Once the documentation is in place (a critical element of any adverse action), the most difficult part of a termination decision takes place: letting the employee know he or she is being let go.
As uncomfortable as this process is, managers need to get it right. Otherwise, they can do things that leave the company open to legal problems. Here are the most common mistakes managers
make during terminations:
1. Losing their cool
Emotions often run high when an employee is let go, and it’s easy for managers to react in kind.
But that’s a mistake. Remind managers to let employees give their side of the story without interrupting to comment. Then, they should firmly but politely let the employee know the discussion is over, and the decision is final.
2. Being unprepared
The last thing a manager should do during a firing explanation is go off the cuff. Reason: Terminated employees will remember what the manager says in the worst possible light. Let managers know it’s a good idea to rehearse what they’re going to say during the meeting.

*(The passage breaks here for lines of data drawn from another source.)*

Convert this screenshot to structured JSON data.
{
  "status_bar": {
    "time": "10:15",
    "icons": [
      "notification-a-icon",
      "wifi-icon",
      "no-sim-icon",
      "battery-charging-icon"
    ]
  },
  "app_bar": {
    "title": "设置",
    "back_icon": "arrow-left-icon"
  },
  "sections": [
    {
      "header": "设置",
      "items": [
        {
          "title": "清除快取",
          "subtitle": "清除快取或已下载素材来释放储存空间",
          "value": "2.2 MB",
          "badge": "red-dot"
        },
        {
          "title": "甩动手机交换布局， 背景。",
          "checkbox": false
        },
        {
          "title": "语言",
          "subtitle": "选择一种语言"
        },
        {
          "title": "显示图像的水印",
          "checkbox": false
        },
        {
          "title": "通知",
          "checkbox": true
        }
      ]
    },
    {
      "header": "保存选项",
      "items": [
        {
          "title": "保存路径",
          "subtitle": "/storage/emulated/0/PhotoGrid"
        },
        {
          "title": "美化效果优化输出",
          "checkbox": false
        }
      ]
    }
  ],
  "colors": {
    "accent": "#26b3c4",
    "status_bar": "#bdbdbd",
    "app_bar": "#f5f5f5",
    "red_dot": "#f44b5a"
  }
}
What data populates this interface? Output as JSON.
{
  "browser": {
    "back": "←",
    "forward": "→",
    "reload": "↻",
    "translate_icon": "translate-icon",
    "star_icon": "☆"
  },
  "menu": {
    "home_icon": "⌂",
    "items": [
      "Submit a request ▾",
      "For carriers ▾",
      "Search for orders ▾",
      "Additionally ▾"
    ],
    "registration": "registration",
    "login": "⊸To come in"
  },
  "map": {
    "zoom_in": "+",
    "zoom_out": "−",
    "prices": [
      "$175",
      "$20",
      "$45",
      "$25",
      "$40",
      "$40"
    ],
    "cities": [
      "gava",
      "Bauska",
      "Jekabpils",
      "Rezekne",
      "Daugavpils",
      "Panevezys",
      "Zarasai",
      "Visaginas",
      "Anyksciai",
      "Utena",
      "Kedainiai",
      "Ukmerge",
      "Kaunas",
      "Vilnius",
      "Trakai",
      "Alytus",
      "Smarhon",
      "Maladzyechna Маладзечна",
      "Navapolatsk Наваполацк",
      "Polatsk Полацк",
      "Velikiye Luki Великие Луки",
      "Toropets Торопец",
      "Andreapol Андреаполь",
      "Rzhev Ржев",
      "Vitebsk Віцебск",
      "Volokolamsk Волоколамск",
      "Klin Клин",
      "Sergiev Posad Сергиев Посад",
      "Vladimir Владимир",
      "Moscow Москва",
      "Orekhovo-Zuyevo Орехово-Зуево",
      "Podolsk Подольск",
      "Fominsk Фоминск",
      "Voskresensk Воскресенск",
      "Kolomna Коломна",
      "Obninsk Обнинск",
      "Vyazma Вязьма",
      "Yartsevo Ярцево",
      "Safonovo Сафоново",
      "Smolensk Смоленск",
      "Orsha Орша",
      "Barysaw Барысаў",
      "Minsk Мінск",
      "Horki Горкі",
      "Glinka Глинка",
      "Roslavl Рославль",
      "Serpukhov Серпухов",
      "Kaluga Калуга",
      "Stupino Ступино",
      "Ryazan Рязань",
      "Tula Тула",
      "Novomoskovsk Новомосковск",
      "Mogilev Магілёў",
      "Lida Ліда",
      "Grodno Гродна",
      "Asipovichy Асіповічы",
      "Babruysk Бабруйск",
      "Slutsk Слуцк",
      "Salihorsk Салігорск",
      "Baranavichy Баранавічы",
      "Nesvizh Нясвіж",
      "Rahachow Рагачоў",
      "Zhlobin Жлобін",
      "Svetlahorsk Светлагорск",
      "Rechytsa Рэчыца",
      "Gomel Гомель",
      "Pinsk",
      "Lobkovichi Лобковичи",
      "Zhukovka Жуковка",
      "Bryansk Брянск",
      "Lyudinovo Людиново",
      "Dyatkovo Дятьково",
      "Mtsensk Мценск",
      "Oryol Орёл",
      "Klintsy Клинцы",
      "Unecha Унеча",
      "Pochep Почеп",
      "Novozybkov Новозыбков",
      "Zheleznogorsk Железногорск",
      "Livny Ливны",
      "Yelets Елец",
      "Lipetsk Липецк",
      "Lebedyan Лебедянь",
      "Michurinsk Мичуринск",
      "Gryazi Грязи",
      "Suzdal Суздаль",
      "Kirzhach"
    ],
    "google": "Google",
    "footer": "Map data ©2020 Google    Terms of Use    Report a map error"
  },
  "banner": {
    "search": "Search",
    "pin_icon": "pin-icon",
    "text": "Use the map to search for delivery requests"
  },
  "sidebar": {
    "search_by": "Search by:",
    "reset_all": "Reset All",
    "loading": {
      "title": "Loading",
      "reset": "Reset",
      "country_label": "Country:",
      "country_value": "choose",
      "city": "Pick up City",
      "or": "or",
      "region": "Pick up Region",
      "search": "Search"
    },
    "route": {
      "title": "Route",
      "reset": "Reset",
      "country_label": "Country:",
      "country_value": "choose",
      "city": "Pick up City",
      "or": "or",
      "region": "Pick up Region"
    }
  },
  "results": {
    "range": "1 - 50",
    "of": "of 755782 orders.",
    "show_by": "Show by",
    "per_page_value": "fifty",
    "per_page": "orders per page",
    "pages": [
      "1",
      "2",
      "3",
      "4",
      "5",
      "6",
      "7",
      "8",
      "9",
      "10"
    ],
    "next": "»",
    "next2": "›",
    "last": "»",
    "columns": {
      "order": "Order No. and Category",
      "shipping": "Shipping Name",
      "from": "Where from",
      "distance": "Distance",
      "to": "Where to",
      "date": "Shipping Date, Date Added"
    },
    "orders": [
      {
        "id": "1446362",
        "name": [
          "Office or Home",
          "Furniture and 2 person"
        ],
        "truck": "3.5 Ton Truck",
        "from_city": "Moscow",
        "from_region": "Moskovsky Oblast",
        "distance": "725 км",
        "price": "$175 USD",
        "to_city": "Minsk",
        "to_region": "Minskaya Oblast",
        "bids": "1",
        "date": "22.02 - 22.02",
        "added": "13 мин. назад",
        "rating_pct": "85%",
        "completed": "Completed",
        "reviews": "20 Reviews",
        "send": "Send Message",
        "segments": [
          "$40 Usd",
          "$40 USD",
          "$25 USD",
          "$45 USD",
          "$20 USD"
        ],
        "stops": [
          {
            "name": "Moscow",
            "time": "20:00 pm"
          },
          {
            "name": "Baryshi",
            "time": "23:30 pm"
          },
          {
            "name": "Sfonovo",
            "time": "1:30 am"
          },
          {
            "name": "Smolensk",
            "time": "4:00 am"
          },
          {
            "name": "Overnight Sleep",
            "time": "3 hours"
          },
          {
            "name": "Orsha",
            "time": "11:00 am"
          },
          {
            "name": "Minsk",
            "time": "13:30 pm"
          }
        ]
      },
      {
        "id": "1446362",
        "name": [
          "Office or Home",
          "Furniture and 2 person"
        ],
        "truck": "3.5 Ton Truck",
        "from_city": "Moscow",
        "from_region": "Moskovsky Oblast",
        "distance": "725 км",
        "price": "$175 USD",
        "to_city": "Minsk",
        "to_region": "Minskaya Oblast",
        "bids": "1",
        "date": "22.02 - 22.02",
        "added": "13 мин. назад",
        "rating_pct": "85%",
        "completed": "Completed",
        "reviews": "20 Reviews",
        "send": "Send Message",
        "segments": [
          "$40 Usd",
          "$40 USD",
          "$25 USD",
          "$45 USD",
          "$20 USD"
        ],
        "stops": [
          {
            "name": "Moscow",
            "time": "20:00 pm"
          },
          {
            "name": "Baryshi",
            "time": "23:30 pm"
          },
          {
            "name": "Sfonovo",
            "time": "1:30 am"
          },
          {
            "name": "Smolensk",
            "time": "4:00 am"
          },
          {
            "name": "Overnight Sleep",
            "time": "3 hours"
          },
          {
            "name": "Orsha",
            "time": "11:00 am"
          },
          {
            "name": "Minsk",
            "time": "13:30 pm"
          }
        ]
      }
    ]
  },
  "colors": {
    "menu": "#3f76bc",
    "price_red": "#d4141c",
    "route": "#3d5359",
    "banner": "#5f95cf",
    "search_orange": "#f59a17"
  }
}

Also, remind managers to be on the lookout for topics they want to steer clear of. If the departing employee brings these topics up, managers should be prepared to cut off an unproductive back and forth.
3. Trying to soften the blow
It’s understandable to have compassion for the employee being fired, but managers get into trouble when they express that compassion the wrong way. Example: If any aspect of performance is complimented, the employee may have grounds to question the firing.